Familienalltag am Esstisch Ein Tisch, vier Meinungen und bitte kein Gemüse
Familienessen sind nicht immer entspannt. Zwischen Gemüse-Diskussionen und Handy-Verbot bleibt aber vor allem eines - die wertvolle gemeinsame Zeit.
„Was gibt’s zu essen?“ – kaum eine Frage hören Eltern häufiger. Und kaum ein Thema sorgt am Familientisch für so viele Diskussionen: Das Gemüse wird aussortiert, einer möchte lieber Nudeln, der andere hat eigentlich gar keinen Hunger.

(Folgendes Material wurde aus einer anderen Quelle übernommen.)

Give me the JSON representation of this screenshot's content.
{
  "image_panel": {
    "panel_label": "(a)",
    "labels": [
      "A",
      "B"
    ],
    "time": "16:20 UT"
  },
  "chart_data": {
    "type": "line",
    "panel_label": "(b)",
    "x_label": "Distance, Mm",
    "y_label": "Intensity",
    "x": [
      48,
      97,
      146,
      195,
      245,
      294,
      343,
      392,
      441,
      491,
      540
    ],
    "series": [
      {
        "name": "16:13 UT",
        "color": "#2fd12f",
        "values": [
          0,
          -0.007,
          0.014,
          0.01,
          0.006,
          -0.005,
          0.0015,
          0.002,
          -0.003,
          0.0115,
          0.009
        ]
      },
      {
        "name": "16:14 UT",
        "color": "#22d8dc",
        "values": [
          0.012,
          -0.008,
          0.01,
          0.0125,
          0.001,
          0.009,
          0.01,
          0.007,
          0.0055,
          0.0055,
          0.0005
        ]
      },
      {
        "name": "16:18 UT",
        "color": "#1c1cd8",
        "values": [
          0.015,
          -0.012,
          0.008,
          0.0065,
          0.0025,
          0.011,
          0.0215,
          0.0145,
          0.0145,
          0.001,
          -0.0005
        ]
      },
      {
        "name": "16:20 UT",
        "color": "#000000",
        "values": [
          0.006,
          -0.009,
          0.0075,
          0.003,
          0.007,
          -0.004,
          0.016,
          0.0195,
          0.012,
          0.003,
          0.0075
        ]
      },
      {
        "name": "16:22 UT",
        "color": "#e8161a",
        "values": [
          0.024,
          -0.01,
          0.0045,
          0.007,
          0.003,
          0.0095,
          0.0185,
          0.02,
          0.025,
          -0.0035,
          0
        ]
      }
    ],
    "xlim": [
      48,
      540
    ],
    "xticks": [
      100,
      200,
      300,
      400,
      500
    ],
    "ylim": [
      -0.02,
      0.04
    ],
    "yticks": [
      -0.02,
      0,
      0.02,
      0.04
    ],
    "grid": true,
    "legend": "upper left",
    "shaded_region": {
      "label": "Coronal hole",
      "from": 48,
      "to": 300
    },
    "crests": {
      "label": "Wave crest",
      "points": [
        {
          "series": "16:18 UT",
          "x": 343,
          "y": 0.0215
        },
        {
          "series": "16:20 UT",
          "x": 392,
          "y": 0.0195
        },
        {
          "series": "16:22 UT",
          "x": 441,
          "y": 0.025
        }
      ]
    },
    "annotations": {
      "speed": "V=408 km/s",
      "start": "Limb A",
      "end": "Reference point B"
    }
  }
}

Und warum liegt das Handy schon wieder neben dem Teller?
Familienessen können ganz schön anstrengend sein. Gleichzeitig sind sie für Kinder und Jugendliche mehr als eine tägliche Mahlzeit. Gemeinsam am Tisch zu sitzen, miteinander zu reden und regelmäßig ausgewogen zu essen, kann sich positiv auf die Ernährung und das Familienleben auswirken.
Zwischen Terminen, Hunger und Gemüse
Früher war es in vielen Familien selbstverständlich. Alle sitzen gemeinsam am Tisch, essen das, was auf den Tisch kommt, und erzählen sich vom Tag. Heute ist das oft schwieriger. Schule, Arbeit, Sport, Freunde und unterschiedliche Tagesrhythmen machen feste Essenszeiten zur Herausforderung.
Trotzdem muss es nicht jeden Tag das gemeinsame Drei-Gänge-Abendessen sein. Auch ein paar gemeinsame Mahlzeiten in der Woche können wertvolle Familienzeit sein.
Und die hat einen durchaus positiven Nebeneffekt, denn wer regelmäßig gemeinsam isst, ernährt sich häufig ausgewogener. Zuhause landen eher Gemüse, Obst und andere frische Lebensmittel auf dem Teller, während Fast Food und Snacks nicht automatisch die Hauptrolle übernehmen.
Gemeinsam essen heißt auch einfach mal kurz innehalten. Wie war der Tag? Was ist morgen geplant? Was hat in der Schule für Aufregung gesorgt?
Oft entstehen genau diese Gespräche, wenn niemand sie geplant hat. Der Familientisch wird damit zu einem festen Punkt im Alltag.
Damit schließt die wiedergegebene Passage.